Paola cerró los ojos un segundo y preguntó:

—¿Qué ha pasado?

—¿Te acuerdas de la
dottoressa
Lynch?

—¿La norteamericana? ¿La que está en China?

—Sí a lo primero y no a lo segundo. Ha regresado. Hoy la he visto en el hospital.

—¿Qué le ha ocurrido? —preguntó Paola en tono de verdadera preocupación, con las manos bruscamente inmóviles sobre sus libros.

—Una paliza. Dos hombres fueron a su casa el domingo, dijeron que iban a llevar unos papeles, ella les abrió y la golpearon.

—¿Está grave?

—No todo lo grave que podría estar, afortunadamente.

—¿Y eso qué representa, Guido?

—Una fisura en la mandíbula, varias costillas rotas y contusiones.

—Si te parece poco, me asusta pensar lo que tú considerarías grave —dijo Paola y preguntó—: ¿Quién lo ha hecho? ¿Por qué?

—Quizá por algo relacionado con el museo, pero también podría ser por lo que mis colegas norteamericanos se empeñan en llamar su «estilo de vida».

—¿Te refieres al hecho de que sea lesbiana?

—Sí.

—Pero eso es demencial.

—De acuerdo. Pero real.

—¿Ya ha llegado aquí? —La pregunta era puramente retórica—. Creí que esas cosas sólo pasaban en Norteamérica.

—Progresamos, cariño.

—¿Qué te hace pensar que sea ésa la razón?

—Me ha dicho que esos hombres conocían su relación con la
signora
Petrelli.

Paola nunca perdía ocasión de generalizar:

—Antes de que se fuera a China hace años, te hubiera costado trabajo encontrar en todo Venecia a una sola persona que no estuviera enterada de eso.

Brunetti, más cauto, protestó:

—Eso es una exageración.

—Quizá. Pero la gente hablaba —insistió Paola.

Brunetti, después de contradecir a su esposa una vez, juzgó más prudente callar. Además, el hambre iba en aumento, y quería su cena.

—¿Por qué no han dicho nada los periódicos? —preguntó ella bruscamente.

—Ocurrió el domingo. Yo no me había enterado hasta esta mañana y aún porque alguien vio su nombre en el informe. Lo habían pasado a la rama uniformada y se trataba como un caso de rutina.

—¿Rutina? —repitió ella con asombro—. Guido, aquí no pasan esas cosas.

Brunetti optó por no volver a hablar de progreso, y Paola, al comprender que no iba a darle más explicaciones, volvió a mirar los papeles de la mesa.

—No puedo perder más tiempo buscando eso. Tendré que pensar en otra cosa.

—¿Por qué no mientes? —sugirió Brunetti con desenfado.

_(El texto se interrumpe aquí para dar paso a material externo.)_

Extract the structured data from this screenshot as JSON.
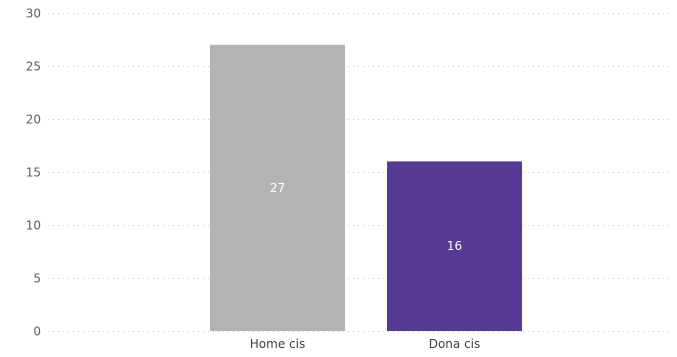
{
  "chart_data": {
    "type": "bar",
    "categories": [
      "Home cis",
      "Dona cis"
    ],
    "values": [
      27,
      16
    ],
    "colors": [
      "#b3b3b3",
      "#553b93"
    ],
    "ylim": [
      0,
      30
    ],
    "yticks": [
      0,
      5,
      10,
      15,
      20,
      25,
      30
    ],
    "title": "",
    "xlabel": "",
    "ylabel": "",
    "grid": true,
    "grid_style": "dotted",
    "data_label_color": "#ffffff"
  }
}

Paola levantó la cabeza con un movimiento brusco para mirar a su marido:

—¿Qué quieres decir?

A él le parecía evidente.

—Piensa en un libro en el que pudiera estar y diles que está ahí.

—¿Y si han leído el libro?

—También escribió un montón de cartas, ¿no? —A Brunetti esto le constaba, ya que las cartas habían ido con ellos a París dos años antes.

—¿Y si me preguntan qué carta?

Él no se dignó responder a pregunta tan estúpida.

—A Edith Wharton, el 26 de julio de 1906 —dijo ella de inmediato, y Brunetti reconoció en su voz aquella nota de absoluta certeza en que ella se apoyaba para proferir sus invenciones más descabelladas.